Currently, I'm working on Apache Beam Pipeline implementation which consumes data from three different Kafka topics, and after some processing, I create three types of objects adding those data taken from the above-mentioned Kafka topics. Finally, it is required to publish those three objects into three different Kafka topics.
It is possible to read from multiple topics using withTopics
method in KafkaIO.read
but I did not find a KafkaIO feature to write to multiple topics.
I would like to get some advice on how to do this in the most ideal way, appreciate it if anyone can provide some code examples.
You can do that with 3 different sinks on a PCollection
, example :
private transient TestPipeline pipeline = TestPipeline.create();
@Test
public void kafkaIOSinksTest(){
PCollection<String> inputCollection = pipeline.apply(Create.of(Arrays.asList("Object 1", "Object 2")));
inputCollection.apply(KafkaIO.<Void, String>write()
.withBootstrapServers("broker_1:9092,broker_2:9092")
.withTopic("topic1")
.withValueSerializer(new StringSerializer())
.values());
inputCollection.apply(KafkaIO.<Void, String>write()

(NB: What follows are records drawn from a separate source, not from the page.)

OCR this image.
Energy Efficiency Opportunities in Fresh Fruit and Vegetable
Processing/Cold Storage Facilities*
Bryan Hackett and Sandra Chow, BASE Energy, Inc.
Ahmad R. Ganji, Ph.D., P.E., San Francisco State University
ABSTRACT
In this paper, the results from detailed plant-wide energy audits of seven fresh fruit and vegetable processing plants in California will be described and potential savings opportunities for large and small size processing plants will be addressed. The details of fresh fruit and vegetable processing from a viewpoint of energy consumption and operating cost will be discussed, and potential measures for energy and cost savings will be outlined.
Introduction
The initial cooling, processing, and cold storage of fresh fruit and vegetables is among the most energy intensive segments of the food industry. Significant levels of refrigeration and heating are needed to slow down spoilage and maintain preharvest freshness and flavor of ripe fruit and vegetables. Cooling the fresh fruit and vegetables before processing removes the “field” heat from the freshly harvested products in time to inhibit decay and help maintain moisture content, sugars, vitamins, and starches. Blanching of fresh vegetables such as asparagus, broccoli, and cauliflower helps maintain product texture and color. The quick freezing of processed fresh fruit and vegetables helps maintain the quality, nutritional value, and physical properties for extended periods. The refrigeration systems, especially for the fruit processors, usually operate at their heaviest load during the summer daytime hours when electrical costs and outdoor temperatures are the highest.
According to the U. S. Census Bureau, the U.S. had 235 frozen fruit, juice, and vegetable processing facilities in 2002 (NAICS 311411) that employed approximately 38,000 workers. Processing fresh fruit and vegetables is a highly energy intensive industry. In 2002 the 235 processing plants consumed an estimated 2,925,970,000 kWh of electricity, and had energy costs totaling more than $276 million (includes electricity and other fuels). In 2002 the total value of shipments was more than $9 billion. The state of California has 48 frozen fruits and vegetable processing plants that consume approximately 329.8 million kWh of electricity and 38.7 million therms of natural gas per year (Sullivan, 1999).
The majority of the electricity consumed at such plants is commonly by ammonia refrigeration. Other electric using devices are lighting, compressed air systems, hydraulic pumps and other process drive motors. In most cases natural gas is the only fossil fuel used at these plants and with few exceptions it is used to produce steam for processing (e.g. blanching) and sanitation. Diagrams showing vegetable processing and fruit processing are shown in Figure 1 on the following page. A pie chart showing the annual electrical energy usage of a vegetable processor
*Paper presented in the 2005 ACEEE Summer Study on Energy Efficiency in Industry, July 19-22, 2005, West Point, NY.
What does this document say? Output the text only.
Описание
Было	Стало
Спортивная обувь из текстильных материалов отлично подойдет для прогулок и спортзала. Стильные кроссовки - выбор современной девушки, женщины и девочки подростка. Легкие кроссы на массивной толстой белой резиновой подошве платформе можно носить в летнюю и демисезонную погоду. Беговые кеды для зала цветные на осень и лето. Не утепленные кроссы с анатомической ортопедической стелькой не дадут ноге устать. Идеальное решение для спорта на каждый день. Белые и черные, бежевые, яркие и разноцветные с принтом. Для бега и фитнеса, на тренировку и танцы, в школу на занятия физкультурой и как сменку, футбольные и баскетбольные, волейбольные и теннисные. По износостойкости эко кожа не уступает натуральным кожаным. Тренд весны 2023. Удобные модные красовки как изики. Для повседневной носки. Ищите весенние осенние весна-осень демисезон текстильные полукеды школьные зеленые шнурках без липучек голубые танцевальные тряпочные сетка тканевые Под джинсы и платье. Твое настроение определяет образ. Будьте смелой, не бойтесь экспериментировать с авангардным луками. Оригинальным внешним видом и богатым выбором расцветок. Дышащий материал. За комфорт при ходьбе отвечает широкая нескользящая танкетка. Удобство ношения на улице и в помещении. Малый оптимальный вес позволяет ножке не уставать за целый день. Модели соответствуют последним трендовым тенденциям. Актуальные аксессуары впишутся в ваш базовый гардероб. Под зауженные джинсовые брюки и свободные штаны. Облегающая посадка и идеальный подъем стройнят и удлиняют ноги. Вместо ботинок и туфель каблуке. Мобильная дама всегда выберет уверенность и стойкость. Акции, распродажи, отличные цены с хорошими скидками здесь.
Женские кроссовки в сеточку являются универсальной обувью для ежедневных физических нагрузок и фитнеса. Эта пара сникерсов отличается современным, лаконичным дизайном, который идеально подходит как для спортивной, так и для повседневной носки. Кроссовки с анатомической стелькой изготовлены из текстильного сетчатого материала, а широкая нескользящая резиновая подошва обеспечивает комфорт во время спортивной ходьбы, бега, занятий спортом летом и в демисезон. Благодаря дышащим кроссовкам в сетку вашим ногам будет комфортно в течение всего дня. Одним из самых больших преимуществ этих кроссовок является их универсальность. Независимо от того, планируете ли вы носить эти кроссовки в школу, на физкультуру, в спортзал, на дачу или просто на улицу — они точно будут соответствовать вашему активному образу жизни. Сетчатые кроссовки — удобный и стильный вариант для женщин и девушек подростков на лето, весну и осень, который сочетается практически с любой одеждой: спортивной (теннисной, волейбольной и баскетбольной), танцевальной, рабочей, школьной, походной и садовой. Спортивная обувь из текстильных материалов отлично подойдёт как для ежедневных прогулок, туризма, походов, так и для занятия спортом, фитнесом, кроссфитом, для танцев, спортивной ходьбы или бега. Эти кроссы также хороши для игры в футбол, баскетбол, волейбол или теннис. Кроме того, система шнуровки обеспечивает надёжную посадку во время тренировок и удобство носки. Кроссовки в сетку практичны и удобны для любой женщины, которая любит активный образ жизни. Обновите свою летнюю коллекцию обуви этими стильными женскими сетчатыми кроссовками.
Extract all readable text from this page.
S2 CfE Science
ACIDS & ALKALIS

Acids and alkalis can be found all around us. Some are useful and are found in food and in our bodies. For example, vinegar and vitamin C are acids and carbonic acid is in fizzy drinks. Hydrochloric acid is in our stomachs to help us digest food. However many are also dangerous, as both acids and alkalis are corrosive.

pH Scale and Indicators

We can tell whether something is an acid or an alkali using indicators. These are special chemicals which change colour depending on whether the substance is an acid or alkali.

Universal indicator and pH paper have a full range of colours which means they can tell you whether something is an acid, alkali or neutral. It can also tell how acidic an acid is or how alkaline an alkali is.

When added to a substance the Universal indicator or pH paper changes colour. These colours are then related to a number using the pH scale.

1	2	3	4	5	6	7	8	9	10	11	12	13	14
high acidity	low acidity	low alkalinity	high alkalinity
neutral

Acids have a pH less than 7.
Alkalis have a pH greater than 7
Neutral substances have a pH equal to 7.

.withBootstrapServers("broker_1:9092,broker_2:9092")
.withTopic("topic2")
.withValueSerializer(new StringSerializer())
.values());
inputCollection.apply(KafkaIO.<Void, String>write()
.withBootstrapServers("broker_1:9092,broker_2:9092")
.withTopic("topic3")
.withValueSerializer(new StringSerializer())
.values());
}
In this example, the same PCollection
is sinked in 3 different topics, via multi sinks.